Inzwischen finde ich es einleuchtend – für wen soll ich glücklich sein, für mich selbst oder für Dich ? Trage ich mit meinem Glücklichsein oder Nicht-Glücklichsein dann nicht auch irgendwie die Verantwortung für Dein Glück ? Glückliche Kinder sind auch eine Beruhigung für Eltern – irgendwie haben wir dann ja wohl doch alles richtig gemacht, oder ? Unserem Kind geht es gut. (Und umgekehrt bei einem unglücklich scheinenden Kind wohl alles falsch !) Gerade bei der „älteren Generation“ erlebe ich es zudem recht oft, dass sie mit einem weinenden („unglücklichen“) Kind nicht gut umgehen können, dass sie das ganz nervös macht. Und na klar, auch uns Eltern verunsichert es, wenn unser Kind „nicht glücklich“ scheint.
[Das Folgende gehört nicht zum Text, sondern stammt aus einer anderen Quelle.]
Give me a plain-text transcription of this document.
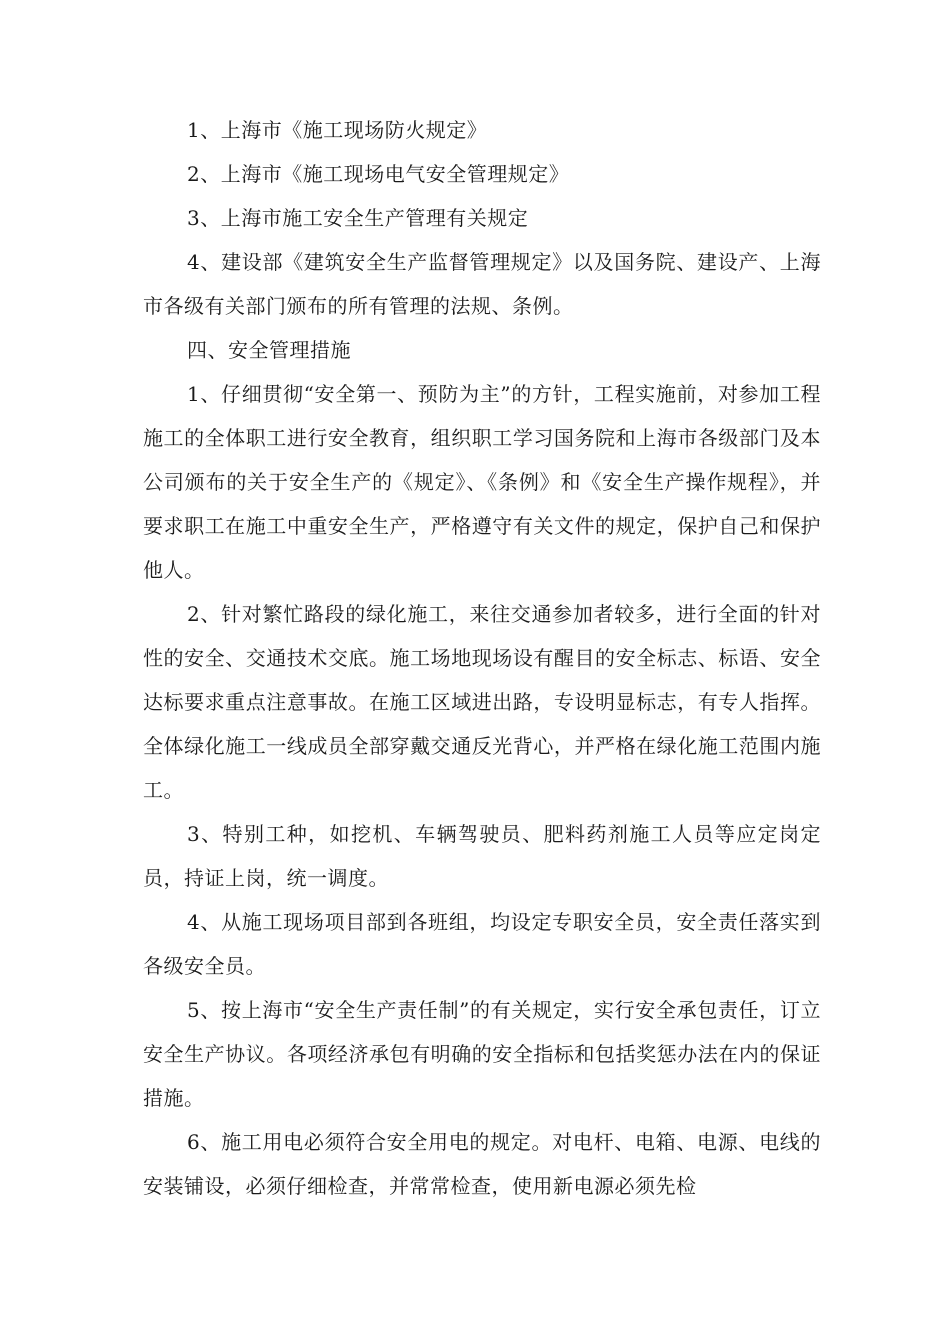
1、上海市《施工现场防火规定》

2、上海市《施工现场电气安全管理规定》

3、上海市施工安全生产管理有关规定

4、建设部《建筑安全生产监督管理规定》以及国务院、建设产、上海市各级有关部门颁布的所有管理的法规、条例。

四、安全管理措施

1、仔细贯彻“安全第一、预防为主”的方针，工程实施前，对参加工程施工的全体职工进行安全教育，组织职工学习国务院和上海市各级部门及本公司颁布的关于安全生产的《规定》、《条例》和《安全生产操作规程》，并要求职工在施工中重安全生产，严格遵守有关文件的规定，保护自己和保护他人。

2、针对繁忙路段的绿化施工，来往交通参加者较多，进行全面的针对性的安全、交通技术交底。施工场地现场设有醒目的安全标志、标语、安全达标要求重点注意事故。在施工区域进出路，专设明显标志，有专人指挥。全体绿化施工一线成员全部穿戴交通反光背心，并严格在绿化施工范围内施工。

3、特别工种，如挖机、车辆驾驶员、肥料药剂施工人员等应定岗定员，持证上岗，统一调度。

4、从施工现场项目部到各班组，均设定专职安全员，安全责任落实到各级安全员。

5、按上海市“安全生产责任制”的有关规定，实行安全承包责任，订立安全生产协议。各项经济承包有明确的安全指标和包括奖惩办法在内的保证措施。

6、施工用电必须符合安全用电的规定。对电杆、电箱、电源、电线的安装铺设，必须仔细检查，并常常检查，使用新电源必须先检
Auch kennen wir wahrscheinlich alle den Spruch „jemanden zu seinem Glück zwingen“ – ja auch gerne gebraucht gerade im Hinblick auf Kinder und Jugendliche. Der Spruch beinhaltet, dass es einen gibt, der besser weiß, was „das Richtige“ ist und sich über den anderen erhebt und ja, letztlich auch entsprechende Macht ausübt. Auch „beliebt“ in diesem Zusammenhang (evtl. mit leicht vorwurfsvollem Unterton): „Ich wollte doch nur das Beste für Dich!“ Alles gut gemeint und aus der Liebe geboren – und doch kann dies auch sehr schwierig und belastend erlebt werden und an der eigenen Entfaltung hindern.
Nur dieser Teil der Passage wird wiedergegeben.